Every effort will be made to give you your first choice, but in the event that two or more of your colleagues also have the same first choice, I will randomly select the two students who may use that outcome variable.

Possible outcome variables:

  1. hrs1 - respondent’s hours worked last week
  2. prestg10 - prestige of respondent’s occupation
  3. prestg105plus - prestige of respondent’s occupation, alternate formula

  4. sphrs1 - spouse’s hours worked last week
  5. sppres10 - prestige of spouse’s occupation
  6. sppres105plus - prestige of spouse’s occupation, alternate formula

  7. papres10 - prestige of father’s occupation
  8. papres105plus - prestige of father’s occupation, alternate formula

  9. mapres10 - prestige of mother’s occupation
  10. mapres105plus - prestige of mother’s occupation, alternate formula

  11. sibs - number of siblings
  12. hompop - number of people living in household
  13. babies - number of household members under 6 years of age
  14. preteen - number of household members between 6 and 12 years of age
  15. teens - number of household members between 13 and 17 years of age
  16. adults - number of household members over 17 years of age
  17. unrelat - number of household members not related
  18. earnrs - number of earners in the household

  19. sei10 - respondent’s socioeconomic index
  20. spsei10 - spouse’s socioeconomic index
  21. pasei10 - father’s socioeconomic index
  22. masei10 - mother’s socioeconomic index

  23. snsmyear - year first joined social network
  24. intwkdyh - internet use, weekday, hours and intwkdym - internet use, weekday, minutes
  25. intwkenh - internet use, weekend, hours and intwkenm - internet use, weekend, minutes

  26. racethwh - ten point scale for racial identity, white
  27. racethhi - ten point scale for racial identity, Latino
  28. racethbl - ten point scale for racial identity, black or African american
  29. racethas - ten point scale for racial identity, Asian
  30. racethna - ten point scale for racial identity, native american
  31. racethot - ten point scale for racial identity, other

  32. usualhrs - usual number of hours worked per week
  33. mosthrs - greatest number of hours worked per week in last month
  34. leasthrs - least number of hours worked per week in last month

  35. numwomen - number of female partners respondent has had sex with since their 18th birthday
  36. nummen - number of male partners respondent has had sex with since their 18th birthday

  37. agekdbrn - age at birth of first child

There may be other variables in the GSS that can be used as well. The major requirements is that the variable is asked of a majority of respondents in 2016 and is continuous. If you find another variable that you think may work, check with Chris before proceeding.
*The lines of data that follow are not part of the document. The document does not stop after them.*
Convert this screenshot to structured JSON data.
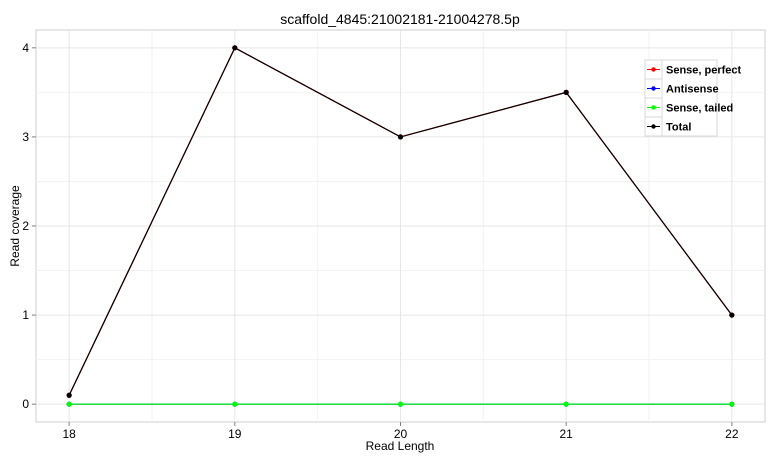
{
  "chart_data": {
    "type": "line",
    "title": "scaffold_4845:21002181-21004278.5p",
    "xlabel": "Read Length",
    "ylabel": "Read coverage",
    "x": [
      18,
      19,
      20,
      21,
      22
    ],
    "xlim": [
      17.8,
      22.2
    ],
    "ylim": [
      -0.2,
      4.2
    ],
    "xticks": [
      "18",
      "19",
      "20",
      "21",
      "22"
    ],
    "yticks": [
      "0",
      "1",
      "2",
      "3",
      "4"
    ],
    "grid": true,
    "legend_position": "top-right",
    "series": [
      {
        "name": "Sense, perfect",
        "color": "#ff0000",
        "values": [
          0.1,
          4,
          3,
          3.5,
          1
        ]
      },
      {
        "name": "Antisense",
        "color": "#0000ff",
        "values": [
          0,
          0,
          0,
          0,
          0
        ]
      },
      {
        "name": "Sense, tailed",
        "color": "#00ff00",
        "values": [
          0,
          0,
          0,
          0,
          0
        ]
      },
      {
        "name": "Total",
        "color": "#000000",
        "values": [
          0.1,
          4,
          3,
          3.5,
          1
        ]
      }
    ]
  }
}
1.2.4 Selecting Independent Variables

Use the code book included in the final project data release to see if variables similar to those you identified above are also in the GSS. Feel free to also use variables not mentioned in the articles, as long as you can make an argument that they are plausibly connected to the outcome. Your goal here is to create a theoretically motivated list of independent variables that are rooted in the literature. Once again, do this only for the first choice variable you’ve selected.

If this were a more substantial project, you would want to look at far more articles than just two! We typically conduct full literature searches before selecting a group of variables to use in a particular analysis.